Quality management system (QMS) standard ISO 9001:2015 has been published and as a result, regulated companies seeking ISO 9001 certification now have three years to meet the QMS requirements in this latest edition.
So What’s new?
The 2015 version leads on a more advanced structure to ensure that management system standards are aligned with consistent requirements that also makes it easier for organisations to integrate the necessities of more than one ISO management system standard.
- Increased focus on risk-based rational as a foundation for the management system.
- More flexibility on sets of documentation and reduced prescriptive requirements.
- Major focus on achieving value for the organisation itself and its customers.
- Enhanced leadership involvement in the management system.
The most prominent change is the focus on Risk, which is included in nearly every section as an explicit requirement for risk-based thinking to improve the process approach.
This risk-based thinking makes preventive action part of tactical and operational planning on a proactive basis with “actions to address risks and opportunities” in ISO 9001:2015. The standard now requires that an organisation and its personnel from top to bottom identify and address any internal and external factors for risk that may affect their QMS’s capacity to deliver intended results to customer requirements.
Impact on Medical Devices ISO 13485:
ISO 9001 can be used by any company within any industry sector whereas ISO 13845 requirements are tailored specifically to medical device companies’ QMS. Nevertheless, ISO 13485 still has its foundations in ISO9001 and therefore for medical device manufacturers, the publication of ISO 9001:2015 offers something of a preview and a benchmark of forthcoming alterations to ISO 13485.
Currently, we are in the process of a finalised draft international standard ISO 13485:201X and once voted and approved medical device companies will then have three years to transition to the new ISO 13485.
Like the final ISO 9001:2015, the draft ISO 13845 places substantial emphasis on risk management and a risk-based approach when developing processes and mere preventative ‘maintenance’ is not adequate. Anything that affects the operation of the QMS must be viewed from a risk perspective. Furthermore, it is designed to also incorporate suppliers and contractors across product development through product realization.

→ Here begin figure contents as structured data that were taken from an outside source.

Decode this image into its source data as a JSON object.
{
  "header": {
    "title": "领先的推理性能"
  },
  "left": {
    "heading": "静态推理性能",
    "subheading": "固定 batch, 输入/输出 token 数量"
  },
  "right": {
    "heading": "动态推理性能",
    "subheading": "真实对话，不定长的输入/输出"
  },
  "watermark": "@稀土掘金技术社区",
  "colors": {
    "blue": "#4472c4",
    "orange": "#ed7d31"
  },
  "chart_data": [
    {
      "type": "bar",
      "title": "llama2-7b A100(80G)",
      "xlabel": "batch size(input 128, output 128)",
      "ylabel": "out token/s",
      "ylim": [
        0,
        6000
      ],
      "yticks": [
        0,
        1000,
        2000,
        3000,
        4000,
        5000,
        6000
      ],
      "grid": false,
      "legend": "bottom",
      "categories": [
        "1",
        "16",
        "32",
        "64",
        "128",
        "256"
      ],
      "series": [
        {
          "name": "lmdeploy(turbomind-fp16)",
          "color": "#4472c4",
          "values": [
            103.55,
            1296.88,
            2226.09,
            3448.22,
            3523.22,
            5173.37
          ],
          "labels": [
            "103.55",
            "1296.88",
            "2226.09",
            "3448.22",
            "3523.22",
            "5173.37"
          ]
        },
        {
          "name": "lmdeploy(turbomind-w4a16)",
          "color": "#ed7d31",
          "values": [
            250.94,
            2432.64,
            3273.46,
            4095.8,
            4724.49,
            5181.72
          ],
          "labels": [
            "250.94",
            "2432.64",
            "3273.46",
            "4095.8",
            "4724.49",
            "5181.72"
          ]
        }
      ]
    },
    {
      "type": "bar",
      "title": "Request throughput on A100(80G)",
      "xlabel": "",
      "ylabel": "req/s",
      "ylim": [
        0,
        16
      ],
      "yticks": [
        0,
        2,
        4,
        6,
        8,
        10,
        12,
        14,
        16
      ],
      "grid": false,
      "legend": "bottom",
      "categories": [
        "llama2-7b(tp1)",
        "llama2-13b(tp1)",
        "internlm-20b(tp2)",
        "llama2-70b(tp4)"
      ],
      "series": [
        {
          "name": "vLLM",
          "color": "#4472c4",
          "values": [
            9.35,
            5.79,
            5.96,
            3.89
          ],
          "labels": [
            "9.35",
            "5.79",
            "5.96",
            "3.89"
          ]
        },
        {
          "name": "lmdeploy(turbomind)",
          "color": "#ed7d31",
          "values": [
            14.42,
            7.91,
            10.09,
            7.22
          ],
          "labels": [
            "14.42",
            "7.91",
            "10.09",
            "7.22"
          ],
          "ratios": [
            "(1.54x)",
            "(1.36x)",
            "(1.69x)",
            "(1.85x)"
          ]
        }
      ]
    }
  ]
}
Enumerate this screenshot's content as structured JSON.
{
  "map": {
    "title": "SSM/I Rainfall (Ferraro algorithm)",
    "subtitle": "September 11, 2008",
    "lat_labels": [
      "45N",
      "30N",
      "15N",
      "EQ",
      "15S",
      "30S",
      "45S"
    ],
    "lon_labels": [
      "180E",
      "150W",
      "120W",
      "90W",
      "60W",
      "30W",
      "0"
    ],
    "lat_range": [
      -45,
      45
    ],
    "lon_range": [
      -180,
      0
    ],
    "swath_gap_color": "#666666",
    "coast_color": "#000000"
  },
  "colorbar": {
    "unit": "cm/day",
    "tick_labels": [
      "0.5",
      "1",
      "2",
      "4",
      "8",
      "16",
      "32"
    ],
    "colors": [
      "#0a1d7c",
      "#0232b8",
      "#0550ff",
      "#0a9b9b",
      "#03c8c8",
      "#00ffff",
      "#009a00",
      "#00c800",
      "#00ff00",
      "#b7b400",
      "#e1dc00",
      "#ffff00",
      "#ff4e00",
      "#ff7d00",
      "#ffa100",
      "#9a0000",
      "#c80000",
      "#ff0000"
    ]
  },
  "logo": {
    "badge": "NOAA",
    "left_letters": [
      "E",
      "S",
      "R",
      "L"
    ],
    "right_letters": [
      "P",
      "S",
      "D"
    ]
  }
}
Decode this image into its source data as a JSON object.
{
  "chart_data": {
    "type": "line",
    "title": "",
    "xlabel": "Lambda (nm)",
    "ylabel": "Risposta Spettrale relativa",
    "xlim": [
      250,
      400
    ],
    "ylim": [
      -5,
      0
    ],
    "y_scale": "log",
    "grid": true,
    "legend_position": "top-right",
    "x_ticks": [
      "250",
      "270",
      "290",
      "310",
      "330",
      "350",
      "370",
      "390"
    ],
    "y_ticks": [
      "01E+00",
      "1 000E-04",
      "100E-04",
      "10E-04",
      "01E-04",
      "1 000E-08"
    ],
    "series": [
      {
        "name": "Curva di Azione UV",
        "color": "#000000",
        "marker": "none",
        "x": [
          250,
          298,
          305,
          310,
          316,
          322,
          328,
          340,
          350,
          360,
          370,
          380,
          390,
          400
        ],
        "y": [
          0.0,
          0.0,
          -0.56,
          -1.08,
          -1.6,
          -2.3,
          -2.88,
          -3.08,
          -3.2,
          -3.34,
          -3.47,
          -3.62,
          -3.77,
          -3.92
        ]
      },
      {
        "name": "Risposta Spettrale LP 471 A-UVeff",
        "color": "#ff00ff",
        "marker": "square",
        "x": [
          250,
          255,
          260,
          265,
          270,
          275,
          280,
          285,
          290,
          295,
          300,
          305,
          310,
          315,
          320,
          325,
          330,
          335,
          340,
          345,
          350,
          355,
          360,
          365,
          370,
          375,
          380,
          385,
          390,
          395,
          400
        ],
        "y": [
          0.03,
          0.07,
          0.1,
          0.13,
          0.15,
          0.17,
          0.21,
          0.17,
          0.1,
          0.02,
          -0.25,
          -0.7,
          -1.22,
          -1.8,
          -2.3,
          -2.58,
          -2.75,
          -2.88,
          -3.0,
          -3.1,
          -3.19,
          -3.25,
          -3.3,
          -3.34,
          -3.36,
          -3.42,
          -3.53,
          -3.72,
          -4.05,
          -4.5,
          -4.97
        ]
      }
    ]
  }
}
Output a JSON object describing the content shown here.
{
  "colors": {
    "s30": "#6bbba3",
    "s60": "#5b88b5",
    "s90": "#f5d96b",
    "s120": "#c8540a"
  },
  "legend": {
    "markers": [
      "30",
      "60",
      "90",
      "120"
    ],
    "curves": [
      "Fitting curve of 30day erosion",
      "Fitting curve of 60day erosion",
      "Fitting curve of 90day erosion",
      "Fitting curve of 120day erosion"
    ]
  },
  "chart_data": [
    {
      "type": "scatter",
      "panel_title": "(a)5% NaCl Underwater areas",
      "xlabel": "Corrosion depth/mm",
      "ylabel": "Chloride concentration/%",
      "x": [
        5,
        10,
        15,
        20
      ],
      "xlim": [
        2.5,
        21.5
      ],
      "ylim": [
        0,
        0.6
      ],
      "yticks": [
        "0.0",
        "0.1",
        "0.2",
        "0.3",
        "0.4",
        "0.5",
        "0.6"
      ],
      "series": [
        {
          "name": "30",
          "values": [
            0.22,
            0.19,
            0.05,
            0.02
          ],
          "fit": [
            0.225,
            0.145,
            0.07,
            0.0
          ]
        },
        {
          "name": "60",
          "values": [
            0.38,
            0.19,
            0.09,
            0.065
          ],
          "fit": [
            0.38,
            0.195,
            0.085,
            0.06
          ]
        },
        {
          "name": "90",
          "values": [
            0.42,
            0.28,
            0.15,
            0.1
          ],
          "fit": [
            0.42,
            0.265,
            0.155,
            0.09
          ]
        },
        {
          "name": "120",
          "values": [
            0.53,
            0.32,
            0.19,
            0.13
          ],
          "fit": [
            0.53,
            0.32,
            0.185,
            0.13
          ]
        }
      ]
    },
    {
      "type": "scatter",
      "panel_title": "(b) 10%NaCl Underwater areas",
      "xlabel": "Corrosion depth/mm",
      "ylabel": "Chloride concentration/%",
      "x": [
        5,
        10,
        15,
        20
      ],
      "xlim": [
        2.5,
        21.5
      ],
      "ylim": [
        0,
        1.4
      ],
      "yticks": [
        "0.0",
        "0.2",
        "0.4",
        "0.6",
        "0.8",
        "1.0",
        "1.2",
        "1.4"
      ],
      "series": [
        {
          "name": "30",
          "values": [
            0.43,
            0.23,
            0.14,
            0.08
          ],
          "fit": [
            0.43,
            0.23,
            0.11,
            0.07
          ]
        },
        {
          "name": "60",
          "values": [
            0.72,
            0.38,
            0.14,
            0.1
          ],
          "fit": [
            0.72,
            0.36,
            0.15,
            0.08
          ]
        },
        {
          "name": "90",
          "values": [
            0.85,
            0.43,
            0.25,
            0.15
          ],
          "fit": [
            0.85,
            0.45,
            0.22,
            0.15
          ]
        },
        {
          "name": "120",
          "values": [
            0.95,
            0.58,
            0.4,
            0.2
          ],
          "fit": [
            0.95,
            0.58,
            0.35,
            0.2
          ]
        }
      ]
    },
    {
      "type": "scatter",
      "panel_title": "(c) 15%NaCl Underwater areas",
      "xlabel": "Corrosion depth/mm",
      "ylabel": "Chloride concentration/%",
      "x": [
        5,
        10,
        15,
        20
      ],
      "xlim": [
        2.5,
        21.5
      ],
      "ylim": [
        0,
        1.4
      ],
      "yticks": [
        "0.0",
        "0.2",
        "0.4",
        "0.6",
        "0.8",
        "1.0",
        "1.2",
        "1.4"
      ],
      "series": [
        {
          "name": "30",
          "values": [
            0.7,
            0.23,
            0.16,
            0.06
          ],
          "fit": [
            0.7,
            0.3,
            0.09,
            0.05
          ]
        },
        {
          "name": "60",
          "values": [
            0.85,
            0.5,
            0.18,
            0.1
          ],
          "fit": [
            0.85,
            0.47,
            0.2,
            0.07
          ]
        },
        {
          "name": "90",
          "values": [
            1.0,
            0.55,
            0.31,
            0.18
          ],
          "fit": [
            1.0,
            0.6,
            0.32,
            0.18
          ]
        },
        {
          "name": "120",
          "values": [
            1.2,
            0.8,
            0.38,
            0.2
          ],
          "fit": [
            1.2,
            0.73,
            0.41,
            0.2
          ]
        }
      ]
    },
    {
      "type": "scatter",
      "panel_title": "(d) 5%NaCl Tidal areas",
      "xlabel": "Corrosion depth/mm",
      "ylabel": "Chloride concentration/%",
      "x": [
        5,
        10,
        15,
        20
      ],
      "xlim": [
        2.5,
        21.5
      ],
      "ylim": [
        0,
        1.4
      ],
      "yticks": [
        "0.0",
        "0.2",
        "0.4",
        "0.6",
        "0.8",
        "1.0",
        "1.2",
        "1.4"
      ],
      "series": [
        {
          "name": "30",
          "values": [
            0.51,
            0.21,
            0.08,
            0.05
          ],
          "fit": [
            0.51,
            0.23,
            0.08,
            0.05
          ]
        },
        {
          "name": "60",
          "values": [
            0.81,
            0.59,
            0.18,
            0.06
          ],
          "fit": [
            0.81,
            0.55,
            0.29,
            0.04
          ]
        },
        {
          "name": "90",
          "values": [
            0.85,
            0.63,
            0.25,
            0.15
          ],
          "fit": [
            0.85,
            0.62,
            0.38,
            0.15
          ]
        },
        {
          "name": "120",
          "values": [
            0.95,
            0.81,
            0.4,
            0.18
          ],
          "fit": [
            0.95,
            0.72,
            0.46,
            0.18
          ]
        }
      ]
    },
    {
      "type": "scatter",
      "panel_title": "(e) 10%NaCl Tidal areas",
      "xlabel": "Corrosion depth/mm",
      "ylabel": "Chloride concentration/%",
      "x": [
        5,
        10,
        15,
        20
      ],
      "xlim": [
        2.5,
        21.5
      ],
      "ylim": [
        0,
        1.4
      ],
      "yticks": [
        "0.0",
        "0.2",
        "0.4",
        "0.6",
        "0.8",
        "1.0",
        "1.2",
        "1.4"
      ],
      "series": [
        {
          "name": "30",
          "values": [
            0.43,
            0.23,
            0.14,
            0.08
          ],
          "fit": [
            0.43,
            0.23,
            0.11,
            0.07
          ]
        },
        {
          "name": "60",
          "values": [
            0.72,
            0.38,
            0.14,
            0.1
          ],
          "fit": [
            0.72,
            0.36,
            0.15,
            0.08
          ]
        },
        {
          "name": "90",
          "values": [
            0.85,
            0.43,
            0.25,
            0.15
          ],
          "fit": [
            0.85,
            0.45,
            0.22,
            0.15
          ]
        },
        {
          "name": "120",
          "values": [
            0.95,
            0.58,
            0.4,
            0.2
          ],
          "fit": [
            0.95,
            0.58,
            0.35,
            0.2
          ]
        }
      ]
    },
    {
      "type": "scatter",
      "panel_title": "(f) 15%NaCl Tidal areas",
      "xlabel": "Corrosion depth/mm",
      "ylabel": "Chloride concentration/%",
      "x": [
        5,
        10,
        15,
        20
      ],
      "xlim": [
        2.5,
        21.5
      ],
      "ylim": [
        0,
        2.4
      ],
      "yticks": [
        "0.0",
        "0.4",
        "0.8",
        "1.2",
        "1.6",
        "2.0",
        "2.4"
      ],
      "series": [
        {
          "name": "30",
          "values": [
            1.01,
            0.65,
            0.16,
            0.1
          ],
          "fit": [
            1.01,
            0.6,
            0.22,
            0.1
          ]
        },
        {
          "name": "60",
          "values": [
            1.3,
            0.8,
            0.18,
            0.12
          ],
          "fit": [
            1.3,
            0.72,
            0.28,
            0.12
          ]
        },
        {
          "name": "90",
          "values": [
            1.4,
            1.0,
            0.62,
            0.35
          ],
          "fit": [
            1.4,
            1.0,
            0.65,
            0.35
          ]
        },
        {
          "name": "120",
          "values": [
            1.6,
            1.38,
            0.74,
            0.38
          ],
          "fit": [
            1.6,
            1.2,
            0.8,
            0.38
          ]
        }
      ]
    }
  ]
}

Interestingly like ISO 9001:2015, when processes are outsourced, it wants organisations to look at controls on risk for instances such as: if a supplier fails to meet specifications, how will that then feed into and affect the organisation’s quality system?
Risk has further impression in a number of other areas of ISO 13485, including from a human resources where if an employee’s individual actions have been incompetent, what are the vicarious risks to quality?
For medical device manufacturers there are risks in all the finer details of processes and functions and the risk is all the more acute when you are providing products critical to human life.
From a personal viewpoint, we take it for granted that devices used in hospitals for critical care are of high quality and performance at the vital times, but for manufacturers, the risks of getting it wrong are substantial. Medical device manufacturers should be working proactively in the here and now to integrate the principles of risk- based thinking and management to safeguard and imbed from the beginning of the product life cycle and throughout the quality system.
I believe the new ISO13485 will serve to reassure stakeholders and patients that the requirements are being met, at every stage of the product's life cycle.
What are your thoughts on the new ISO 9001 and how do you think it will impact the medical device industry?